Au cours des élections de 1990 en Haïti, la NED investit environ 36 millions de dollars pour soutenir le candidat Marc Bazin, ancien fonctionnaire de la Banque mondiale. Malgré cette aide, c’est M. Jean-Bertrand Aristide qui sortit largement vainqueur. Il sera renversé, le 29 septembre 1991, à la suite d’une campagne médiatique, également financée par la NED et l’Usaid. La dictature qui s’ensuivra fera environ quatre mille morts...

Au cours de ses dix premières années d’existence, « ce sont ainsi 200 millions de dollars que la NED aura distribués à travers mille cinq cents projets participant au soutien des amis de l’Amérique [16] ». Depuis 1998, la NED s’est beaucoup intéressée au Venezuela. « C’est une opération silencieuse contre la révolution bolivarienne, soutient M. Agee. Elle a commencé avec le président [William] Clinton et s’est intensifiée avec [George] Bush fils.

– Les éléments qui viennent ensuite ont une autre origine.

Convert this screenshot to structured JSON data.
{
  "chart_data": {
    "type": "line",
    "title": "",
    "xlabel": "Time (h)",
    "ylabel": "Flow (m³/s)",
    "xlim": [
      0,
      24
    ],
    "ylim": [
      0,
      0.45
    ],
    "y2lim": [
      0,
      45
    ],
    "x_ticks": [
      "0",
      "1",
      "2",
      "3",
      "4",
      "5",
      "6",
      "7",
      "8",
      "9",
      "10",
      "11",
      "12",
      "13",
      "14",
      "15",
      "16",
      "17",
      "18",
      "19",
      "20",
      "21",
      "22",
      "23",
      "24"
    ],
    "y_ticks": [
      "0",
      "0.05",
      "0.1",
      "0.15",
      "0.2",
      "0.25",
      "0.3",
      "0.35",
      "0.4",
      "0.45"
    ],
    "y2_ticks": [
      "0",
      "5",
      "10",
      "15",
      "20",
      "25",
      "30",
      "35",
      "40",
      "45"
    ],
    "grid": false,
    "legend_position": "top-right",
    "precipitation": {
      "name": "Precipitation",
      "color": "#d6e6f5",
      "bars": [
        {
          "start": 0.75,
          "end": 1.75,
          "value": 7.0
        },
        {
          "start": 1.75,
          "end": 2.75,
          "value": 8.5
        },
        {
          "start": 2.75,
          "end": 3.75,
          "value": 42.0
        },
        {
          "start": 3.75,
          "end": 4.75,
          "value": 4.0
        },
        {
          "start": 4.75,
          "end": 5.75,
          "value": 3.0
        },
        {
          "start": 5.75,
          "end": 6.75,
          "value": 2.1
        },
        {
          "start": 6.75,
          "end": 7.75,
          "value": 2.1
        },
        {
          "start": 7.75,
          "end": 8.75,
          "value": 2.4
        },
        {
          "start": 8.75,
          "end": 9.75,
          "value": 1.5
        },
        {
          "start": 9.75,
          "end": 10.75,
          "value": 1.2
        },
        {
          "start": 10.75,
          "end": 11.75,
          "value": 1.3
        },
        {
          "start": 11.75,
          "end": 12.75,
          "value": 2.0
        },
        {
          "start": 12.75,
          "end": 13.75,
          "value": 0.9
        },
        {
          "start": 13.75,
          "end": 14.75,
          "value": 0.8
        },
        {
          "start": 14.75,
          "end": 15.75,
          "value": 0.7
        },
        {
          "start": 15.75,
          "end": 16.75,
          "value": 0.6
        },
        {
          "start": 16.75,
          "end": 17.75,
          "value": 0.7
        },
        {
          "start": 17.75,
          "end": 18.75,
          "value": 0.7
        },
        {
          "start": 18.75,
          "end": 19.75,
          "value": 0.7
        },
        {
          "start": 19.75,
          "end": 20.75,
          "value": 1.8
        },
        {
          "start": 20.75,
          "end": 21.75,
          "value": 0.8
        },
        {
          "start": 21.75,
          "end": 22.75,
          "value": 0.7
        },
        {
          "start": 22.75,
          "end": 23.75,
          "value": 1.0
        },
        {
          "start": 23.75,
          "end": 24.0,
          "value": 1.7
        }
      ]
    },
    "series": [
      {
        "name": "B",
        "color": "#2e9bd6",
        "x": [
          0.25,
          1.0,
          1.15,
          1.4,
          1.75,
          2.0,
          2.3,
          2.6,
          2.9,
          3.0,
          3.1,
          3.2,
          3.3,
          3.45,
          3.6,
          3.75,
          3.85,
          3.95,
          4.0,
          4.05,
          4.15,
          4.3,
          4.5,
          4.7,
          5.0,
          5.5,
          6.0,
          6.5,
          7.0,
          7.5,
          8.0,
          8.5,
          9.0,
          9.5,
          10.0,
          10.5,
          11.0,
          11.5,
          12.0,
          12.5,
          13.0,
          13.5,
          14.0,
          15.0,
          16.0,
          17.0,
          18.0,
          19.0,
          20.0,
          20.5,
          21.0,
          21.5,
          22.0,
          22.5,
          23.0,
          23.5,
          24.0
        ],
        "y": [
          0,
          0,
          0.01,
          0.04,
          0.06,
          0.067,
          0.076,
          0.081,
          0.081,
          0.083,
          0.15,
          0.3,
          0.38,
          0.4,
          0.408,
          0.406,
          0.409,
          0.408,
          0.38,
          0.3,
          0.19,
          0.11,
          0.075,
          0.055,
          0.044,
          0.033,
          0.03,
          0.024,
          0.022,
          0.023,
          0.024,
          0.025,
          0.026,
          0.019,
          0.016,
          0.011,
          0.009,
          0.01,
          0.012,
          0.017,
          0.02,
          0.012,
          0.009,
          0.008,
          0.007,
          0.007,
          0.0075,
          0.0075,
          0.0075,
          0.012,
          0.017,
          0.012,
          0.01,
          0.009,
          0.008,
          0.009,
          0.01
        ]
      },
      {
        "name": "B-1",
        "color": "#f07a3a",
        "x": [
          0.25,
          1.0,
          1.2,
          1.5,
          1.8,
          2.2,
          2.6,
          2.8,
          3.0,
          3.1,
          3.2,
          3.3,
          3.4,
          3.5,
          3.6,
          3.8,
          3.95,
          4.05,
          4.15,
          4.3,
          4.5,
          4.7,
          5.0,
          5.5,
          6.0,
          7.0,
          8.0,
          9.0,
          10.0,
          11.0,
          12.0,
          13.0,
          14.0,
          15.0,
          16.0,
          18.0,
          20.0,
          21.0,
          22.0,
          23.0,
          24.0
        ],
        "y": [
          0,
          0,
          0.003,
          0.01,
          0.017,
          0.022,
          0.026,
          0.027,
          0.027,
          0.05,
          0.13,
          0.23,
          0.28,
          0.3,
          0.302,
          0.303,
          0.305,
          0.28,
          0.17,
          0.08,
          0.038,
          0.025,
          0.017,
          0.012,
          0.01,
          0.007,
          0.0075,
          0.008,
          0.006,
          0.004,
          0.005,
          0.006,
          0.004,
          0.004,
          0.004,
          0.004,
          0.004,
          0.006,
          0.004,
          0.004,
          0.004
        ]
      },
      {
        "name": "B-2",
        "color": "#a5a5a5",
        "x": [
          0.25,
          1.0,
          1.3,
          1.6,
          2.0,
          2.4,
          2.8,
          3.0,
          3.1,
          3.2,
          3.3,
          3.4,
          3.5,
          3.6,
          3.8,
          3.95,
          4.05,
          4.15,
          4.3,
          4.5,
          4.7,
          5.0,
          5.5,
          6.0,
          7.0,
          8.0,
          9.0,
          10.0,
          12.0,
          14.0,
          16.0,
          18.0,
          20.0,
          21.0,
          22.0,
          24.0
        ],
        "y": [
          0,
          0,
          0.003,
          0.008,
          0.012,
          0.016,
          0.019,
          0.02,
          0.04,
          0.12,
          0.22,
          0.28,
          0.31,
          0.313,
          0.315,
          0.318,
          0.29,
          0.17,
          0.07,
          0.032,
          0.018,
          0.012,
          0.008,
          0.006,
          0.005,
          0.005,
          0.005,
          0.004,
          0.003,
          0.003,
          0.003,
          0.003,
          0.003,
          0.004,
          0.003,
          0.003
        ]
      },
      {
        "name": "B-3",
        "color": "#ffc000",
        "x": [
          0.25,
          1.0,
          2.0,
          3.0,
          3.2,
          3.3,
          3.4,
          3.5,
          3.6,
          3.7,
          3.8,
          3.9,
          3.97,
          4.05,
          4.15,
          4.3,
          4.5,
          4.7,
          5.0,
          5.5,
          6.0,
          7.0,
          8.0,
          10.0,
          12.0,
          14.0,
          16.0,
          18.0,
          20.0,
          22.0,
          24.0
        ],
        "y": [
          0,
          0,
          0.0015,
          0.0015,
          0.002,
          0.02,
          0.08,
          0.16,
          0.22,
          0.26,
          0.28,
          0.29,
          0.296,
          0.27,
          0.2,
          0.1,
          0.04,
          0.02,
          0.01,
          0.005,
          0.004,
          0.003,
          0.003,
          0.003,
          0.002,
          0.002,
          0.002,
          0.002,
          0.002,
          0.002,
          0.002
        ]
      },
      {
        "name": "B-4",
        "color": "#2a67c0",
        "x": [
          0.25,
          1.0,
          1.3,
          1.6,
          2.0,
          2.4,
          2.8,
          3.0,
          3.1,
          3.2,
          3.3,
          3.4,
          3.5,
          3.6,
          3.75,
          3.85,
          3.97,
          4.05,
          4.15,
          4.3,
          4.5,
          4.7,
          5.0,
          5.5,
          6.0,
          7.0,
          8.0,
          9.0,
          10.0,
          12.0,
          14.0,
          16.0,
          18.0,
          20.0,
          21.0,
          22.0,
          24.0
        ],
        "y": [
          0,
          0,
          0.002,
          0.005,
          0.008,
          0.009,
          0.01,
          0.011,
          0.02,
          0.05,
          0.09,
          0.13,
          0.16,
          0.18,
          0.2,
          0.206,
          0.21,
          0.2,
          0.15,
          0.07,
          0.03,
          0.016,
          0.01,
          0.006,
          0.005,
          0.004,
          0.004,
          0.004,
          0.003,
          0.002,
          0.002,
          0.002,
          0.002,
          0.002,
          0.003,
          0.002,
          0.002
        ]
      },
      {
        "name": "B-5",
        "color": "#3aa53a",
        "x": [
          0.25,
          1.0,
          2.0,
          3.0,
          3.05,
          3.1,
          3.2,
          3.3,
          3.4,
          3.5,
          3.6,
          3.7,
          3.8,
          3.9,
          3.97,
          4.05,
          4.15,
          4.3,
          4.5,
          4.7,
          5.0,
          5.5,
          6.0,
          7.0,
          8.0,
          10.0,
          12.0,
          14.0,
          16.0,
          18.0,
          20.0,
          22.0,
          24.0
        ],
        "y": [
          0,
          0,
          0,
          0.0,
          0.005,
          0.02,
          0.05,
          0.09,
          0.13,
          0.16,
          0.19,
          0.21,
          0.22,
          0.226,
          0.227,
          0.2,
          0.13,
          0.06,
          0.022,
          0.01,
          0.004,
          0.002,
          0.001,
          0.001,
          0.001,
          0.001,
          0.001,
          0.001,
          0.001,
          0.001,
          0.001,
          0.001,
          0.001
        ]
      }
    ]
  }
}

Cela ressemble aux actions menées contre les sandinistes, mais sans terrorisme ni embargo économique pour le moment : “promouvoir la démocratie, résoudre les conflits, surveiller les élections et renforcer la vie civique”. » L’avocate américaine Eva Golinger a découvert dans des documents officiels qu’entre 2001 et 2006 plus de 20 millions de dollars ont été remis par la NED et l’Usaid à des groupes d’opposition et à des médias privés vénézuéliens [17]. Le New York Times avait déjà révélé, le 25 avril 2002 – quelques jours après le coup d’Etat avorté contre le président Hugo Chávez –, que le budget de la NED destiné à ce pays avait quadruplé quelques mois avant cette tentative de renversement, sur ordre du Congrès américain.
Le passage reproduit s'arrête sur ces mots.